Le Serpent Majuscule
Rue de Sèvres continue son adaptation de l’œuvre de Pierre Lemaître * avec le Serpent Majuscule, roman paru en 2021. Pour la première fois, c’est l’auteur lui-même qui se charge de l’adaptation de son récit et est, pour la première fois, accompagné de Dominique Monféry au dessin et aux couleurs.

© Le Serpent Majuscule – Pierre Lemaître, Dominique Monféry – Rue de Sèvres, 2025
Paris, 1985. Ancienne résistante, Mathilde vit tranquillement avec son chien Ludo dans un mignon pavillon de banlieue. Mais la septuagénaire est également une tueuse impitoyable et redoutable. Bon, l’âge avançant, elle est surtout impitoyable… Mais Mathilde, ce dont elle a vraiment besoin, c’est une femme de ménage fiable et honnête. Après les cinq incompétentes précédentes, elle espère que la prochaine sera la bonne. Ça tombe bien, parce que l’agence intérim accepte de lui en envoyer encore une, la dernière. Mais faudrait pas confondre la fiche intérim de la bonne avec une fiche de cible à abattre. Ça ferait tache, une sacrée grosse tache de sang… Ce n’est pas comme si Mathilde commençait à perdre de la lucidité…
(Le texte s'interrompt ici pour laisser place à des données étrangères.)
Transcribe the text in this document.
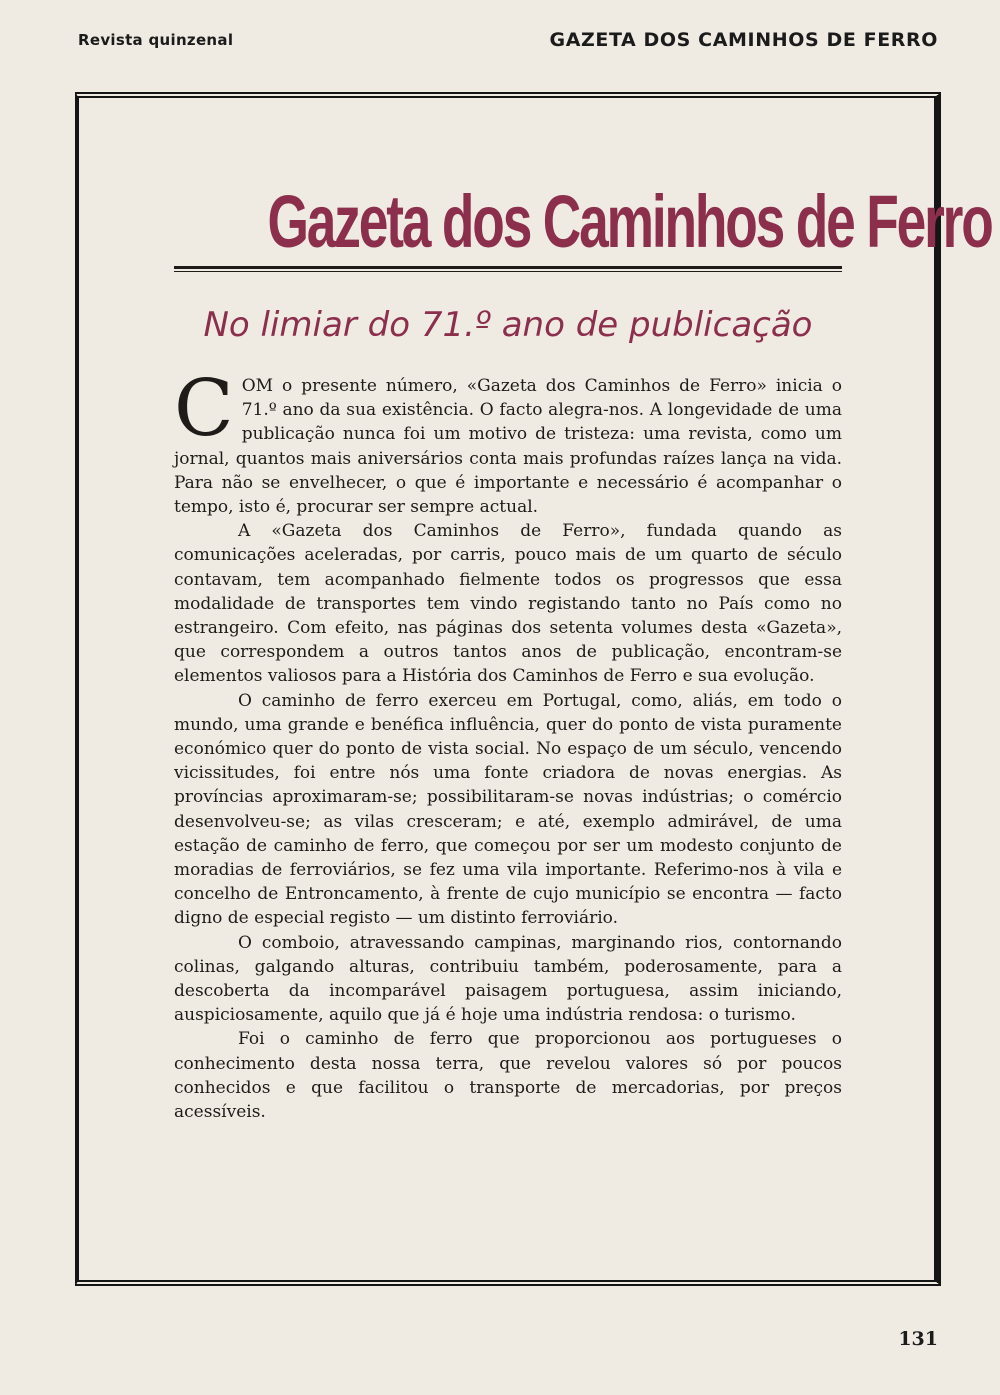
Revista quinzenal	GAZETA DOS CAMINHOS DE FERRO
Gazeta dos Caminhos de Ferro
No limiar do 71.º ano de publicação

COM o presente número, «Gazeta dos Caminhos de Ferro» inicia o 71.º ano da sua existência. O facto alegra-nos. A longevidade de uma publicação nunca foi um motivo de tristeza: uma revista, como um jornal, quantos mais aniversários conta mais profundas raízes lança na vida. Para não se envelhecer, o que é importante e necessário é acompanhar o tempo, isto é, procurar ser sempre actual.

A «Gazeta dos Caminhos de Ferro», fundada quando as comunicações aceleradas, por carris, pouco mais de um quarto de século contavam, tem acompanhado fielmente todos os progressos que essa modalidade de transportes tem vindo registando tanto no País como no estrangeiro. Com efeito, nas páginas dos setenta volumes desta «Gazeta», que correspondem a outros tantos anos de publicação, encontram-se elementos valiosos para a História dos Caminhos de Ferro e sua evolução.

O caminho de ferro exerceu em Portugal, como, aliás, em todo o mundo, uma grande e benéfica influência, quer do ponto de vista puramente económico quer do ponto de vista social. No espaço de um século, vencendo vicissitudes, foi entre nós uma fonte criadora de novas energias. As províncias aproximaram-se; possibilitaram-se novas indústrias; o comércio desenvolveu-se; as vilas cresceram; e até, exemplo admirável, de uma estação de caminho de ferro, que começou por ser um modesto conjunto de moradias de ferroviários, se fez uma vila importante. Referimo-nos à vila e concelho de Entroncamento, à frente de cujo município se encontra — facto digno de especial registo — um distinto ferroviário.

O comboio, atravessando campinas, marginando rios, contornando colinas, galgando alturas, contribuiu também, poderosamente, para a descoberta da incomparável paisagem portuguesa, assim iniciando, auspiciosamente, aquilo que já é hoje uma indústria rendosa: o turismo.

Foi o caminho de ferro que proporcionou aos portugueses o conhecimento desta nossa terra, que revelou valores só por poucos conhecidos e que facilitou o transporte de mercadorias, por preços acessíveis.

131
© Le Serpent Majuscule – Pierre Lemaître, Dominique Monféry – Rue de Sèvres, 2025
Il faut flinguer Mathilde
On ne présente plus Pierre Lemaître, l’un des auteurs les plus populaires du paysage littéraire français, dont chaque nouvelle publication crée l’événement. Il commence sa carrière d’auteur en 2006 avec des polars sombres qui rencontrent un joli succès public et critique. Mais la consécration arrive en 2013 avec l’immense Au revoir là-haut, prix Goncourt adapté au cinéma par Albert Dupontel en 2017 (carton au box-office et remportant 6 Césars), mais aussi en bande-dessinée dès 2015 par Christian De Metter.

© Le Serpent Majuscule – Pierre Lemaître, Dominique Monféry – Rue de Sèvres, 2025
Que ce soit dans le policier ou le drame historique, Pierre Lemaître cisèle ses récits avec une précision implacable. Chaque élément scénaristique a ses causes et ses conséquences et tout s’enchaîne avec logique. C’est également largement le cas dans la bande-dessinée le Serpent Majuscule. Sans aucune perte de temps ni détour, la narration entraîne le lecteur dans une valse à mille temps imparable. Une danse macabre, riche en rebondissements, dans laquelle chaque protagoniste semble un mort en sursis.

© Le Serpent Majuscule – Pierre Lemaître, Dominique Monféry – Rue de Sèvres, 2025
L’auteur aime ses personnages mais n’hésite pas à leur faire subir les pires atrocités, surprenant le lecteur à chaque événement. Malgré le peu de valeur que l’auteur semble accorder à la vie de ses acteurs, son récit possède tout de même une profonde humanité, notamment par les failles, psychologiques et/ou physiques des protagonistes qui les rendent crédibles et suscitent sans peine l’empathie du lecteur. Si Pierre Lemaître maltraite ses personnages, son lecteur aura en effet tendance à s’attacher à chacun, ou presque.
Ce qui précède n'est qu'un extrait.